Einigt sich die Koalition noch auf mehr Mütterrente, Ost-West-Angleichung und Rentenniveau?

Die Rentendebatte geht an der Realität im Land völlig vorbei. Nicht Altersarmut, sondern die Armut von Kindern ist unser wirkliches Problem. Anstatt dass wir 5, 8, 10 Milliarden Euro in Bildung investieren, um vor allem den Kindern zu helfen, die es von zu Hause aus nicht so einfach haben, werden wieder zweistellige Milliardenbeträge für eine Rentnergeneration ins Fenster gestellt, der es so gut geht, wie keiner zuvor. Die meisten Rentner wären sicher gerne bereit auf ein paar Euro mehr im Monat zu verzichten, wenn dafür ihre Enkel eine bessere Zukunft haben.

Sie haben für mehr Profil der Union plädiert.
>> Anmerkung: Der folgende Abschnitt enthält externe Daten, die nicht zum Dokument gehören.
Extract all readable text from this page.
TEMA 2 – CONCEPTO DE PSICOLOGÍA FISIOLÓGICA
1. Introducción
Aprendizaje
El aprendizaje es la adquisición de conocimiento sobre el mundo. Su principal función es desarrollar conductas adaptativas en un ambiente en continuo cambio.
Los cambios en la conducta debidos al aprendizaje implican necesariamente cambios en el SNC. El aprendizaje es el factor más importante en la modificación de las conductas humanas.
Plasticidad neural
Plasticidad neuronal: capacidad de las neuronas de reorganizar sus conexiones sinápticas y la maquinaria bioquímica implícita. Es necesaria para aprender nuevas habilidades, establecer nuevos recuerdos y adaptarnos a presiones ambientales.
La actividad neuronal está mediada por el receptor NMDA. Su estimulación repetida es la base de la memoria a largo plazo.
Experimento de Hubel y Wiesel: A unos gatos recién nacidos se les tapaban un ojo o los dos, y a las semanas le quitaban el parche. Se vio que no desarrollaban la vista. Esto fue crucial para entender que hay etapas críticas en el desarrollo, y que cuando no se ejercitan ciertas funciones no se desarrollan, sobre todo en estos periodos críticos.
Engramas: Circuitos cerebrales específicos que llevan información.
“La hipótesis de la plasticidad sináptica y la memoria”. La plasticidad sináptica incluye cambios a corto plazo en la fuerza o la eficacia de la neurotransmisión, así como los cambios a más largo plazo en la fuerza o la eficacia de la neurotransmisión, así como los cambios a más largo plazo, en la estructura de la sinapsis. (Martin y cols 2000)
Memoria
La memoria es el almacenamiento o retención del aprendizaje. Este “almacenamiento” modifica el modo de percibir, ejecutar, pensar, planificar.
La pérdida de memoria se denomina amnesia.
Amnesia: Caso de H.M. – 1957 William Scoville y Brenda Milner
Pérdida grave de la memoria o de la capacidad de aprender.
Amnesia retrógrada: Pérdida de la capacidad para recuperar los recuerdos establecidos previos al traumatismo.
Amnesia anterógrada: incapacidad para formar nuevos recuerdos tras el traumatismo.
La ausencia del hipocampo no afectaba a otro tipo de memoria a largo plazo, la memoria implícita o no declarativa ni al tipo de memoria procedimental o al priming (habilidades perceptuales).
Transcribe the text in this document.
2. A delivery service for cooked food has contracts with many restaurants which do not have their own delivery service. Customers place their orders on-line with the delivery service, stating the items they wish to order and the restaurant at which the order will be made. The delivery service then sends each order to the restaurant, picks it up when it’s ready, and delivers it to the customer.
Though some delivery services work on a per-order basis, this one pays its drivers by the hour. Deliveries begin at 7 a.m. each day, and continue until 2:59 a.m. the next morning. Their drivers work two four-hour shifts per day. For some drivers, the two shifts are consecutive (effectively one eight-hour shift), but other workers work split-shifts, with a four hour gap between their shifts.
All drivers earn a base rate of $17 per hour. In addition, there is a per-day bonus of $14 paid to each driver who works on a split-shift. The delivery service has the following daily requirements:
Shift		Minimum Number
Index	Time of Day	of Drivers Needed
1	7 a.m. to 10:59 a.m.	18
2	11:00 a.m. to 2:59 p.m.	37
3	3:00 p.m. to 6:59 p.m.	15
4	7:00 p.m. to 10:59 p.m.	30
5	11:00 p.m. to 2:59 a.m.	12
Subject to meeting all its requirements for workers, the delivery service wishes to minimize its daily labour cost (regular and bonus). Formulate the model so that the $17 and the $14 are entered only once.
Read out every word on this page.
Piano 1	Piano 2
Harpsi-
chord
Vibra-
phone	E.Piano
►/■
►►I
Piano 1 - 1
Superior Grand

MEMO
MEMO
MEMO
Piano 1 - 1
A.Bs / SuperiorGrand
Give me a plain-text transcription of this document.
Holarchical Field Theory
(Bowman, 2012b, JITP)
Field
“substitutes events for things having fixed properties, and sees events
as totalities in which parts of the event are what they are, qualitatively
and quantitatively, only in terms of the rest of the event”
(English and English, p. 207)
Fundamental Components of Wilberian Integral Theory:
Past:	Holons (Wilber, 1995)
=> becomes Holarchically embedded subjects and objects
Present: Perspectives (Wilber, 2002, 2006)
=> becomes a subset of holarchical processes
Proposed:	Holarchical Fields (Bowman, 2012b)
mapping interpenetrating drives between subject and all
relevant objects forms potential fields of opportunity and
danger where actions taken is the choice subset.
Als Bundespräsident sucht die Union allerdings gerade einen gemeinsamen Kandidaten mit der SPD.

Ich hielte es für selbstverständlich, dass die Union als größte Gruppe in der Bundesversammlung einen eigenen Kandidaten ins Rennen schickte. Es wäre auch nicht schlimm, wenn es eine Auswahl gäbe. Wahlen sind normal in einer Demokratie, auch dass es Gewinner und Verlierer gibt. Demokratie lebt vom großen Kino, von Spannung, von Unterschieden und von Möglichkeiten, sich zu entscheiden. Wer nur in Rennen geht, die vorher schon festgezurrt sind, tut der Demokratie keinen Gefallen.